For the next two weeks, Alexandra, one of our many talented Overtures students, is taking over our blog. Check back for daily updates and come to the Overtures showcase Saturday at 11 AM in Signature's MAX Theatre!
Overtures students work on blocking for "King of New York," one of the group numbers they'll perform at the showcase.

In the past week and two days, our Overtures company has worked so incredibly well together. We have made great strides as an ensemble, making beautiful music and putting together tricky choreography. But at the end of the day we all go home with our individual homework and challenges to overcome. Whether running lyrics until all hours of the night so we won’t flub a word the next day or daring to stretch our emotional range in order to perform a more truthful monologue, we all recognize the work that must be done is, ultimately, personal.

Overtures has been like a buffet table; we are given multitudes of approaches to the work, ways to find vocal placement, ways to act a monologue, ways to connect to text and lyrics.
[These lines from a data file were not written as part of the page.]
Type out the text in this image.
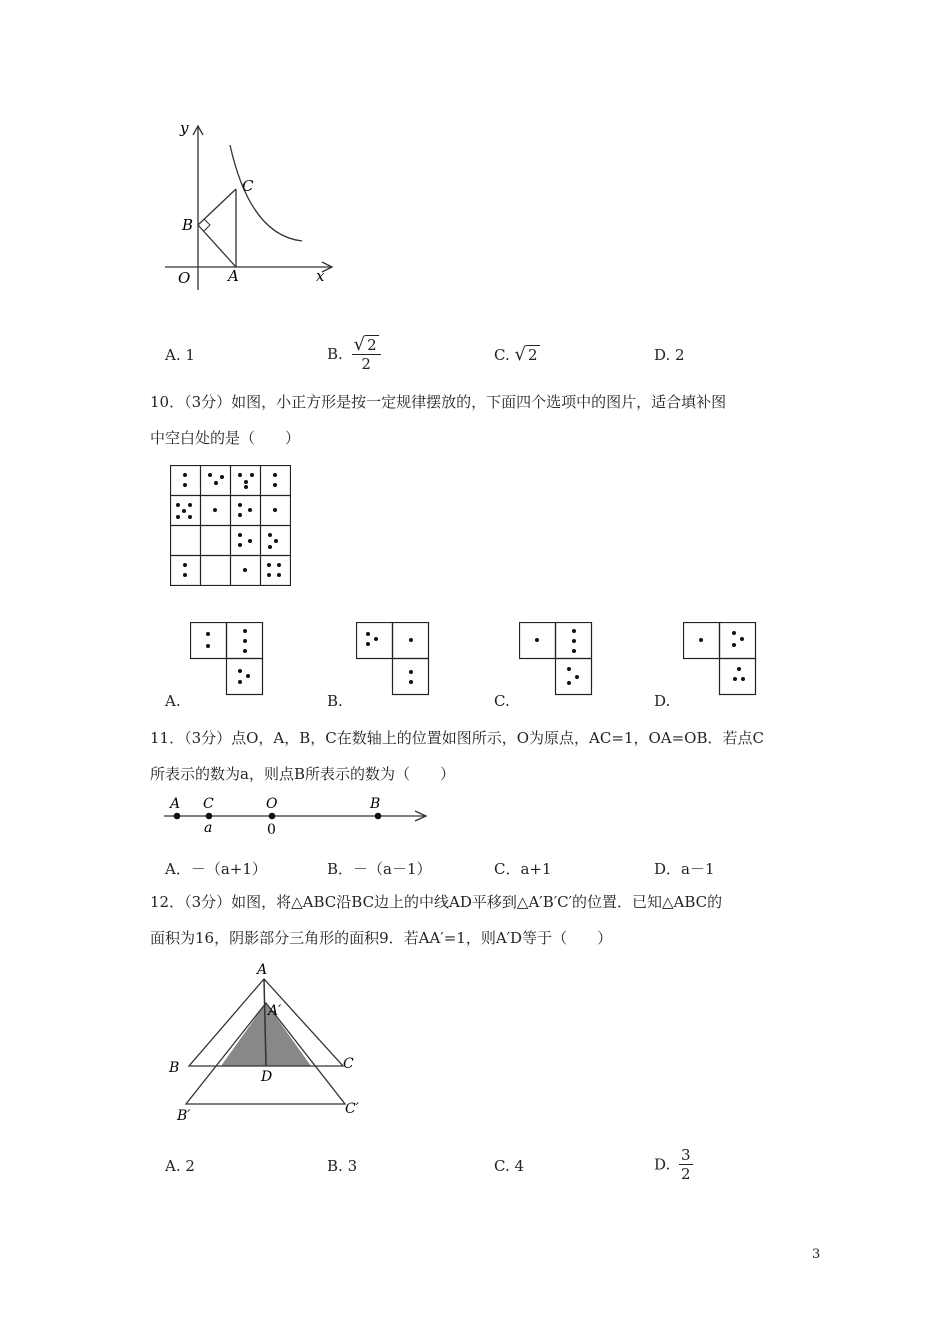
y
x
O	A
B
C
A. 1	B. $\frac{√ 2}{2}$	C. √ 2	D. 2
10．（3分）如图，小正方形是按一定规律摆放的，下面四个选项中的图片，适合填补图
中空白处的是（　　）
A.	B.	C.	D.
11．（3分）点O，A，B，C在数轴上的位置如图所示，O为原点，AC=1，OA=OB．若点C
所表示的数为a，则点B所表示的数为（　　）
A C	O	B
a	0
A．－（a+1）	B．－（a－1）	C．a+1	D．a－1
12．（3分）如图，将△ABC沿BC边上的中线AD平移到△A′B′C′的位置．已知△ABC的
面积为16，阴影部分三角形的面积9．若AA′=1，则A′D等于（　　）
A
A′
B	C
D
B′	C′
A. 2	B. 3	C. 4	D. $\frac{3}{2}$
3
Then we must pick and choose which approaches fit best. My swimmer’s shoulders do not drop into proper posture as easily as others, a fellow company member may have old knee injuries and alignment difficulties, and still another might simply psych themselves out every time a pirouette shows up in choreography. But we all still need to land that double, so we practice in our down time and when we return home at night after our eleven-hour days. We push past our own fears and inhibitions in order to be better the following morning.

During this evening’s staging rehearsal I was reminded just how personal and individually meaningful the work is and must be. Though we all sang the same words - “I pull myself together, I’m focused on the prize” - they clearly meant something different to every one of us. Our prize could be Broadway, maybe a Resident Artist contract with a company here in DC, or perhaps just graduating high school and heading off to a stellar collegiate theater program. We gave meaning to those words with a knowing smile, a flicker of hope in our eyes, similar enough but still personal.

Performing requires ruthless bravery: the willingness to take risks, to push ourselves beyond boxes of “type”, to test our presumed limits is integral to our training and development as actors. While we can be technically proficient, there are skills beyond the physical that we will not learn from manuals or how-to videos. Instead, we exhaustively search our souls in order to better bare them under the bright lights of the stage. And thankfully, at least for another four days, we are surrounded by an encouraging and truly caring group of fellow artists all going through the same process of discovery and personal perseverance.